Working with WebView Export SDK
- Step 1 : Dowload Web View Export SDK from product download page and select Windows(x86-64) version.You need to be logged in for downloading the binaries, you can register for free.
- Step 2: Download & Install Visual C++ 2013 Redistributable package from here . Select file based on your operating system, for example if you are running on Windows 10 then select vcredist_x64.exe
- Step 3: Unzip the downloaded SDK and execute makedemo application. This will do the needful to run demo sample application.

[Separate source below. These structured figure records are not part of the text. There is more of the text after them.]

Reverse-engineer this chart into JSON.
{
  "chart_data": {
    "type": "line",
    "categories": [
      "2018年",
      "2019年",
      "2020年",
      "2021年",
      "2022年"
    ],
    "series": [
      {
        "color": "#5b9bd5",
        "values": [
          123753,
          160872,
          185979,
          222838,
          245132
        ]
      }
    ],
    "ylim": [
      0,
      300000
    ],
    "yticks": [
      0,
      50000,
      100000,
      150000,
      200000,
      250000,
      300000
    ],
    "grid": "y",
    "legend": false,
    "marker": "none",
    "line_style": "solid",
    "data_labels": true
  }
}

- Step 4: Download & Install NodeJS from here.
- Step 5: Open Windows Command Prompt ( Press Windows Key + R and then type cmd )
- Step 6: Go to the folder where you unzipped WebView Export SDK and navigate to samplecode > demoserver_nodejs folder
- Step 7: Execute command node demoserver.js , this will run the local server
- Step 8: Open URL http://localhost:8888 in browser and application will look like below screen
- Step 9: Select the Directory where you have sample file ( or you can use the sample file provided under /sdk/sampefiles)
- Step 10: Click the file from left side panel and it will show the converted web-viewable format (HTML) on right side panel.
- Step 11: You can try the tool bar to use highlighter, sticky note and other features.
Summary
Outside In Techology is developer friendly SDK which can be easily embded to your application and comes with C,C++,Java etc. API to reduce integration effort. To evaulate the product features or the quality of conversion, you can play around with Sample application as explained above.